In complete contrast to this position, European reactions to successive Turkish provocations, especially that the matter was not limited to threatening the sovereignty of Greece but extended to include repeated insults to French President Emmanuel Macron, and threatening the interests of the EU countries with a presence in Libya, whose stability and security is one of the keys to European security and stability.
It is true that the major European countries do not remain silent about Turkey, but their reactions are still below the level of Turkish danger and threat, especially since the ambitions of “Sultan” Erdogan are no longer just analysis or speculation. Instead, he is talking about them openly, as he recently indicated that his country is seeking to extend peace in the Eastern Mediterranean region in its quality as “the heir to the Ottoman civilization.”
It has become clear that the exacerbation of the Turkish economic crisis is suffocating the “sultan” and pushing him to commit more external follies. He is targeting the European Union countries, in word and deed, remarkably, after he has become certain of the “death” of the idea of Turkey joining the EU. That leads him to adopt a different language and approach toward Europe, believing it is going through times of weakness and retreat that makes it difficult for it to stand in the face of his constant ambitions and provocations.
Some observers believe that the escalation with Europe does not frighten Erdogan, but rather it is a valuable opportunity to redistribute roles in light of the collapse of the existing global system and the desire of international powers to redistribute and arrange roles according to the strategic data left by the corona crisis. This is in addition to the hidden feelings of hatred Erdogan has toward Europe, and his ideological views that dominate his policies and orientations.
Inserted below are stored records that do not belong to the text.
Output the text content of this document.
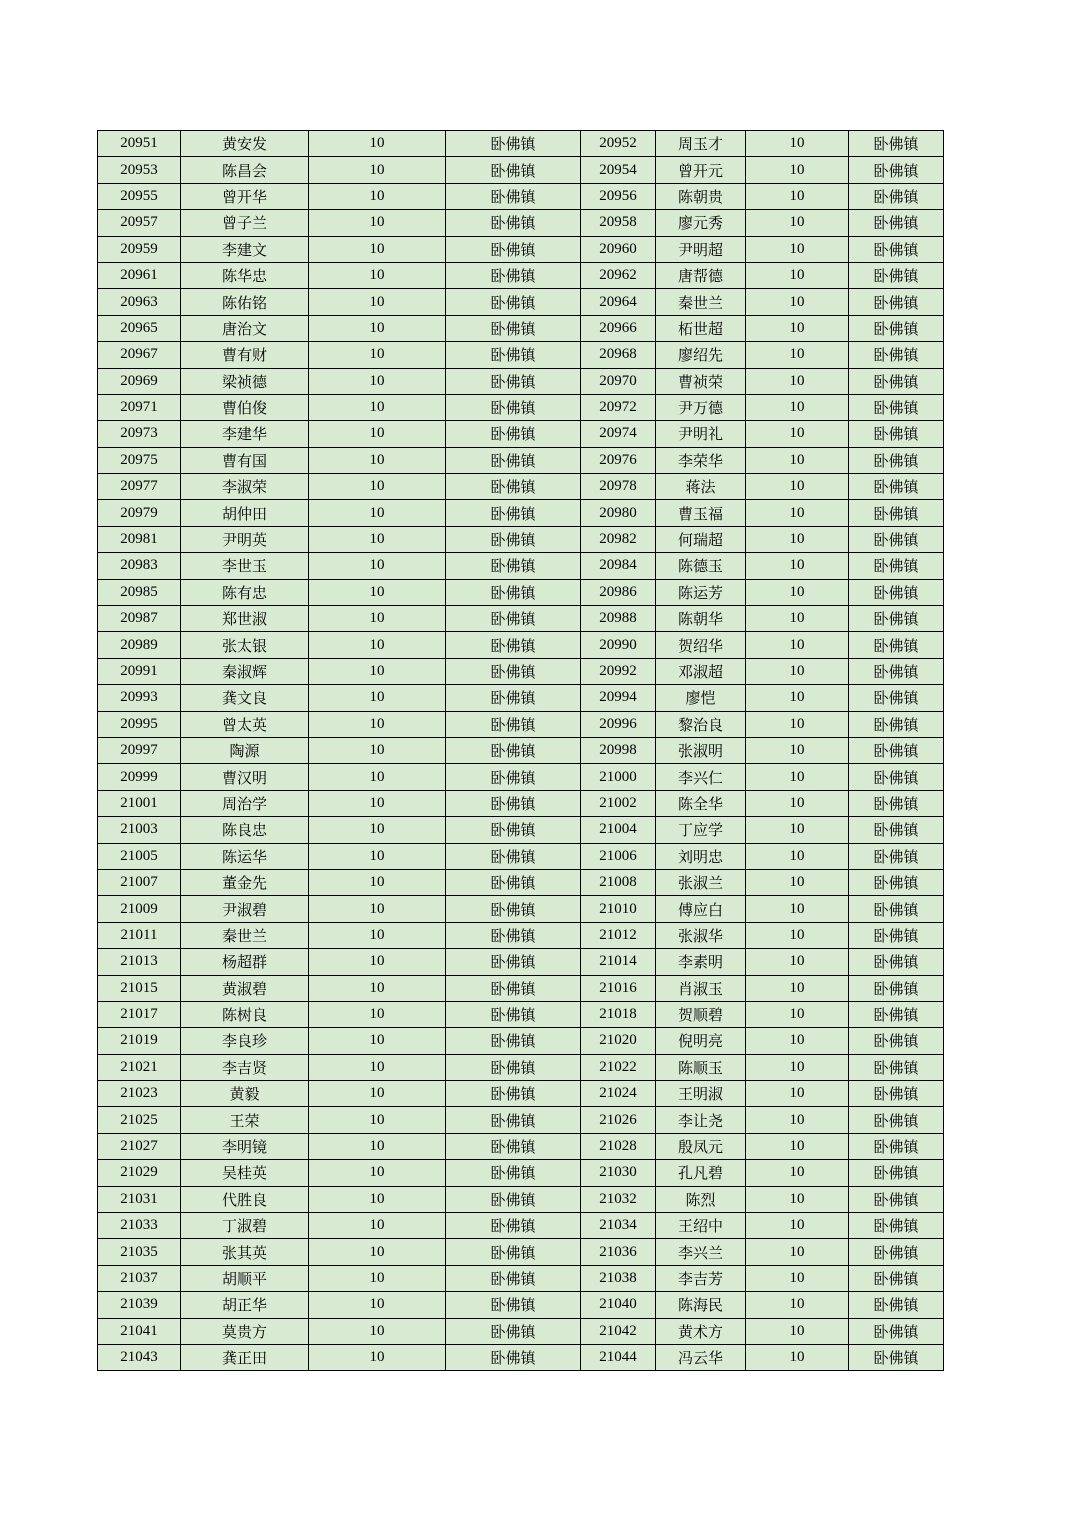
20951	黄安发	10	卧佛镇	20952	周玉才	10	卧佛镇
20953	陈昌会	10	卧佛镇	20954	曾开元	10	卧佛镇
20955	曾开华	10	卧佛镇	20956	陈朝贵	10	卧佛镇
20957	曾子兰	10	卧佛镇	20958	廖元秀	10	卧佛镇
20959	李建文	10	卧佛镇	20960	尹明超	10	卧佛镇
20961	陈华忠	10	卧佛镇	20962	唐帮德	10	卧佛镇
20963	陈佑铭	10	卧佛镇	20964	秦世兰	10	卧佛镇
20965	唐治文	10	卧佛镇	20966	柘世超	10	卧佛镇
20967	曹有财	10	卧佛镇	20968	廖绍先	10	卧佛镇
20969	梁祯德	10	卧佛镇	20970	曹祯荣	10	卧佛镇
20971	曹伯俊	10	卧佛镇	20972	尹万德	10	卧佛镇
20973	李建华	10	卧佛镇	20974	尹明礼	10	卧佛镇
20975	曹有国	10	卧佛镇	20976	李荣华	10	卧佛镇
20977	李淑荣	10	卧佛镇	20978	蒋法	10	卧佛镇
20979	胡仲田	10	卧佛镇	20980	曹玉福	10	卧佛镇
20981	尹明英	10	卧佛镇	20982	何瑞超	10	卧佛镇
20983	李世玉	10	卧佛镇	20984	陈德玉	10	卧佛镇
20985	陈有忠	10	卧佛镇	20986	陈运芳	10	卧佛镇
20987	郑世淑	10	卧佛镇	20988	陈朝华	10	卧佛镇
20989	张太银	10	卧佛镇	20990	贺绍华	10	卧佛镇
20991	秦淑辉	10	卧佛镇	20992	邓淑超	10	卧佛镇
20993	龚文良	10	卧佛镇	20994	廖恺	10	卧佛镇
20995	曾太英	10	卧佛镇	20996	黎治良	10	卧佛镇
20997	陶源	10	卧佛镇	20998	张淑明	10	卧佛镇
20999	曹汉明	10	卧佛镇	21000	李兴仁	10	卧佛镇
21001	周治学	10	卧佛镇	21002	陈全华	10	卧佛镇
21003	陈良忠	10	卧佛镇	21004	丁应学	10	卧佛镇
21005	陈运华	10	卧佛镇	21006	刘明忠	10	卧佛镇
21007	董金先	10	卧佛镇	21008	张淑兰	10	卧佛镇
21009	尹淑碧	10	卧佛镇	21010	傅应白	10	卧佛镇
21011	秦世兰	10	卧佛镇	21012	张淑华	10	卧佛镇
21013	杨超群	10	卧佛镇	21014	李素明	10	卧佛镇
21015	黄淑碧	10	卧佛镇	21016	肖淑玉	10	卧佛镇
21017	陈树良	10	卧佛镇	21018	贺顺碧	10	卧佛镇
21019	李良珍	10	卧佛镇	21020	倪明亮	10	卧佛镇
21021	李吉贤	10	卧佛镇	21022	陈顺玉	10	卧佛镇
21023	黄毅	10	卧佛镇	21024	王明淑	10	卧佛镇
21025	王荣	10	卧佛镇	21026	李让尧	10	卧佛镇
21027	李明镜	10	卧佛镇	21028	殷凤元	10	卧佛镇
21029	吴桂英	10	卧佛镇	21030	孔凡碧	10	卧佛镇
21031	代胜良	10	卧佛镇	21032	陈烈	10	卧佛镇
21033	丁淑碧	10	卧佛镇	21034	王绍中	10	卧佛镇
21035	张其英	10	卧佛镇	21036	李兴兰	10	卧佛镇
21037	胡顺平	10	卧佛镇	21038	李吉芳	10	卧佛镇
21039	胡正华	10	卧佛镇	21040	陈海民	10	卧佛镇
21041	莫贵方	10	卧佛镇	21042	黄术方	10	卧佛镇
21043	龚正田	10	卧佛镇	21044	冯云华	10	卧佛镇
It is also believed that this escalation is met with American silence, which expresses President Donald Trump’s position toward his European partners.
Whatever the reasons and motives, the continuous Turkish provocations and crude intervention in several crises at the same time without a serious response from the major powers, especially the European Union, as the party most affected by Turkey’s behavior, encourages Erdogan to continue this behavior. The latest European reaction to Turkey came from the German Foreign Minister Heiko Maas. He recently called on Turkey to “put an end to the cycle of appeasement and provocation” in the Eastern Mediterranean after Ankara sent a ship to search for natural gas, threatening to escalate tension, again with Greece.
European Union foreign affairs official Josep Borrell only warned Ankara. As for Greece itself, the EU called on Turkey to immediately back down from its “illegal” actions. Greek government spokesman Stelios Petsas said, “Turkey has proven that it lacks credibility, and that the European Union does not need to wait two months before taking action.” Greece urged the European Union to issue sanctions against Turkey.
It is noteworthy that in the midst of this crisis created by Turkey, Erdogan “informed the President of the European Council, Charles Michel, of the need to make progress on improving relations between Ankara and the European Union!”
The truth is that the European Union is still sticking to a thin thread linking it to Turkey, as it contented itself with denouncing Turkish provocations, and alluded during a summit held earlier this month to impose sanctions if Turkey did not stop illegal drilling and exploration activities in the waters claimed by Cyprus and Greece. A statement issued by the European Council on October expressed that Turkey is taking “unilateral measures that contradict the interests of the European Union and violate international law and the sovereign rights of the member States of the Union.”
Nevertheless, it contented itself with threatening sanctions, expressing its expectation that Turkey would comply with its obligations. The president of the European Commission, Ursula von der Leyen, warned, “If Ankara continues its illegal activities, we will use the means at our disposal.” She added that “economic sanctions have been prepared and are ready to be ‘implemented immediately.’”
It is clear that the issue lies in the European division over punishing Turkey. This is one of the dilemmas of joint European action and European foreign policy in general. European leaders are supposed to study this dilemma that weakens Europe’s status and prestige, and limits its effectiveness in influencing international crises. A united Europe must be heard. The European Union has to let the world hear its united strong voice in all crises, especially those that are linked to its strategic interests, otherwise it risks not having the desired effect in the post-corona world.
*Dr. Salem Al Ketbi is a UAE-based political analyst, and a former candidate to the UAE’s Federal National Council.